Con mucha solemnidad y boato se han celebrado en Cádiz los fastos del bicentenario de la Constitución de 1812, aquella que unos cuantos liberales y otros no tanto consensuaron en una situación muy difícil para el país -la patria, se decía entonces- y que tuvo el mérito, que ya era necesidad, de frenar los poderes absolutistas y casi medievales imperantes hasta entonces -y que volverían a imperar, tampoco vale engañarse- y dotar a los españoles de un código de derechos y libertades que los reconocía como ciudadanos. Con muchísimas limitaciones, desde luego, condicionadas por la época y la situación general pero que resultaría un evidente primer paso, por mucho que luego el camino se viese cerrado por otras varias duras y diversas circunstancias históricas.

Una característica de la Pepa, como se la conoció y se la sigue conociendo por ser proclamada un 19 de marzo, que entonces no sería día del padre, claro, pero ya era día de san José, en una España de tan acendrada religiosidad, era que reunía no solo la voz y el espíritu de lo liberal y de los liberales, sino también muchas de las inquietudes y aspiraciones que el pueblo mantenía, recogiendo y haciendo propio lo que era también el sentir de la calle. Por más que, como pasa con la Constitución actual, resultase más teórica que práctica a la hora de la verdad. Los frutos de la Pepa donde acabaron notándose más fue, a la postre, en las colonias de allende el océano cuya mecha de la independencia quedó prendida definitivamente tras los aires liberalizadores que iban llegando de Cádiz y que pusieron fin al imperio.
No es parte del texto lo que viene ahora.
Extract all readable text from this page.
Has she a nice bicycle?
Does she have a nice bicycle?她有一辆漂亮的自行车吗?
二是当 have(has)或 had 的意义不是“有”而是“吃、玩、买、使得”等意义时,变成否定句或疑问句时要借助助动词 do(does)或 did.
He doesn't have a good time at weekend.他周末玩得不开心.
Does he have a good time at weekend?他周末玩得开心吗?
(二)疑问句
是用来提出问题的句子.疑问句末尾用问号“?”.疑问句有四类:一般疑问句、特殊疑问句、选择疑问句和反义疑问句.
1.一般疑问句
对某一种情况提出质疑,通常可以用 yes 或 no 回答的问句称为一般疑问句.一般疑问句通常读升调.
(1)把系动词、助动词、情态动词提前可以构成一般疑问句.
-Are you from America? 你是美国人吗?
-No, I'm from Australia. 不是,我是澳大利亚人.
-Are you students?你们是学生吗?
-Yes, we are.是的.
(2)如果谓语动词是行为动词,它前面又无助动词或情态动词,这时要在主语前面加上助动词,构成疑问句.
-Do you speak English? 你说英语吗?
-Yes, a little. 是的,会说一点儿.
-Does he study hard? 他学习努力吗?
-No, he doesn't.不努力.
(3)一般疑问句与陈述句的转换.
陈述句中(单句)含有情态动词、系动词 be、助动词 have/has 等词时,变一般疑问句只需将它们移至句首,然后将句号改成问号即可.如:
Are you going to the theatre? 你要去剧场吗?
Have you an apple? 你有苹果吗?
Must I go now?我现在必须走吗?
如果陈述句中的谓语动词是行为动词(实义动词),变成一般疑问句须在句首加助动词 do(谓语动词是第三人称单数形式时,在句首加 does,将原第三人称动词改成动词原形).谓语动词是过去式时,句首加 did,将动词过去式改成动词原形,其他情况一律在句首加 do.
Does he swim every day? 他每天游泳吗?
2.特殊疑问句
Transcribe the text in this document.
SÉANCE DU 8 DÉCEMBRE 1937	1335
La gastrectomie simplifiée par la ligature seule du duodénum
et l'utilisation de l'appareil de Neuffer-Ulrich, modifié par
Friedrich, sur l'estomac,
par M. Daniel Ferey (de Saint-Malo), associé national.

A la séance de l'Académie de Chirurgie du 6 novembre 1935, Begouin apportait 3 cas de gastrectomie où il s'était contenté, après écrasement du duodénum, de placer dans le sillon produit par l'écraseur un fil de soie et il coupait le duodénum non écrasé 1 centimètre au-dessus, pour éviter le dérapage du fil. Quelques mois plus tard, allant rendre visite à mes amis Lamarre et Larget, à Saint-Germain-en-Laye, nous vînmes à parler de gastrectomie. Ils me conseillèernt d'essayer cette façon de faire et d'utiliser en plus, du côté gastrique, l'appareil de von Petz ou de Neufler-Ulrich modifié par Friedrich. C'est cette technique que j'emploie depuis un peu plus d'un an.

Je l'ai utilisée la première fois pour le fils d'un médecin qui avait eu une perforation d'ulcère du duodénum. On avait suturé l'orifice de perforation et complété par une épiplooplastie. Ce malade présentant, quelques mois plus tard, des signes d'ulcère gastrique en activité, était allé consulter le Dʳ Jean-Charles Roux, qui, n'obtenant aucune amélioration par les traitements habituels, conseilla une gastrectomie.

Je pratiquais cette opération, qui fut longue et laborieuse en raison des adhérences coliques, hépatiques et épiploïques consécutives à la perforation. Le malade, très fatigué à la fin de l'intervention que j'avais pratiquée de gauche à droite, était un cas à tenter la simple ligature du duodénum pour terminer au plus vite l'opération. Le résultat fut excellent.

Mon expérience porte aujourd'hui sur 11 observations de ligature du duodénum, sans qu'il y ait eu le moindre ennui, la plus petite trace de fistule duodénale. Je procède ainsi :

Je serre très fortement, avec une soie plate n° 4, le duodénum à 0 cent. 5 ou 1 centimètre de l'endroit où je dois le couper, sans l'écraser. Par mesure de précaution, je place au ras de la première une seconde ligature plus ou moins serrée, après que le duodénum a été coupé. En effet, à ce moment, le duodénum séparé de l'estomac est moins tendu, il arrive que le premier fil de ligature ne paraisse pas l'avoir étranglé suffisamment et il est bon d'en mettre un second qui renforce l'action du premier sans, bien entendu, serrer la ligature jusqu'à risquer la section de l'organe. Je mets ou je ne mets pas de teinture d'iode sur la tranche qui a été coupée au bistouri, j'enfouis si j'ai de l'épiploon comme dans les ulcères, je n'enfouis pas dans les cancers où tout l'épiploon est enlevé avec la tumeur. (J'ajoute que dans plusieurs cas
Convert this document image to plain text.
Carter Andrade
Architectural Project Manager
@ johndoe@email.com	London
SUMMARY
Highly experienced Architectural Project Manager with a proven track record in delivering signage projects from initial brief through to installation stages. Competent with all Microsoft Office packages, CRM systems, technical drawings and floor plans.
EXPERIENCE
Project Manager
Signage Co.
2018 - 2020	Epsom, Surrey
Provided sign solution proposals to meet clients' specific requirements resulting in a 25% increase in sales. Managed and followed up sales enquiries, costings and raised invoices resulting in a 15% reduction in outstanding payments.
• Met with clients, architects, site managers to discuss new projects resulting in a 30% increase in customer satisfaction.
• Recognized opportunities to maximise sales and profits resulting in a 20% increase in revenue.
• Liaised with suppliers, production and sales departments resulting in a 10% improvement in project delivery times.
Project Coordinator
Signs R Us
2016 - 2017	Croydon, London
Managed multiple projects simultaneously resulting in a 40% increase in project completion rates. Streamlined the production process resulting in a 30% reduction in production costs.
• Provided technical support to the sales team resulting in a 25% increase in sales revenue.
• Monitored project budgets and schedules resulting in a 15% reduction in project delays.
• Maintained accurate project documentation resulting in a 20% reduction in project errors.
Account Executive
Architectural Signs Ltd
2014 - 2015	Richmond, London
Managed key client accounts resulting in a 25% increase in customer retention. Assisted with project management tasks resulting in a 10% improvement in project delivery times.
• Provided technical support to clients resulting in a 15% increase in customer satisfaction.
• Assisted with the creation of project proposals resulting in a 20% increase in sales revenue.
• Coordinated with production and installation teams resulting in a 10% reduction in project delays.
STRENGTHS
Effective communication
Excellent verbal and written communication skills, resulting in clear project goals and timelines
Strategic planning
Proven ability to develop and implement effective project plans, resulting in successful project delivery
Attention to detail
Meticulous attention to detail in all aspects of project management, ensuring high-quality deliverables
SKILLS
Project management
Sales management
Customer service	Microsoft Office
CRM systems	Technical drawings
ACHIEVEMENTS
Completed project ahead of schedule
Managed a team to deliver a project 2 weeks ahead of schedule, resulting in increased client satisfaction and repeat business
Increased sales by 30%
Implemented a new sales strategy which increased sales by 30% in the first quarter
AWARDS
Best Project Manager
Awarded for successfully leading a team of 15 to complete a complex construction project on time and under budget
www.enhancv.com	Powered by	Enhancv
Y es que, en realidad, aparte de ser cartas de buena voluntad y de normas de convivencia en libertad, tampoco se puede fiar el desarrollo de una sociedad en exclusiva a su Constitución. Ahí está la Constitución que se dio a sí misma la España en democracia de la transición con los derechos, entre otros, al trabajo y a la vivienda dignos y para todos. Fue una ley de leyes elaborada por unos representantes de los partidos que intentaron aunar demasiados conceptos de libertad e igualdad, tras cuatro décadas de carencia, pero sin tener en cuenta para nada el futuro. Modificaron España administrativamente sin tener en cuenta lo que iba a costar aquello y sellaron con un broche difícil de abrir la posibilidad de cualquier cambio fundamental sobre la marcha, convirtiendo la norma en una especie de reliquia política.

Eso sí, la gente se aprendió entonces de memoria todos sus derechos, los universales y los nacionales, aunque no ocurriera nunca lo mismo con las obligaciones y los deberes, que igualmente fija la Carta Magna. Es indudable que tanto la Pepa, hace doscientos años, como la actual ley de leyes sirvieron históricamente a los españoles en su difícil momento pero la Constitución vigente tiene que tratar de dar respuestas válidas y seguir sirviendo a los ciudadanos en la vida real, en la práctica cotidiana y no quedando solamente en letra impresa. La efeméride que se ha celebrado debiera servir de reflexión a los gobernantes, a los partidos y a las fuerzas civiles para poder modificar la Constitución cuando y cuanto sea preciso para el Estado, como puede ser ahora en tiempos de crisis y de forzosa austeridad.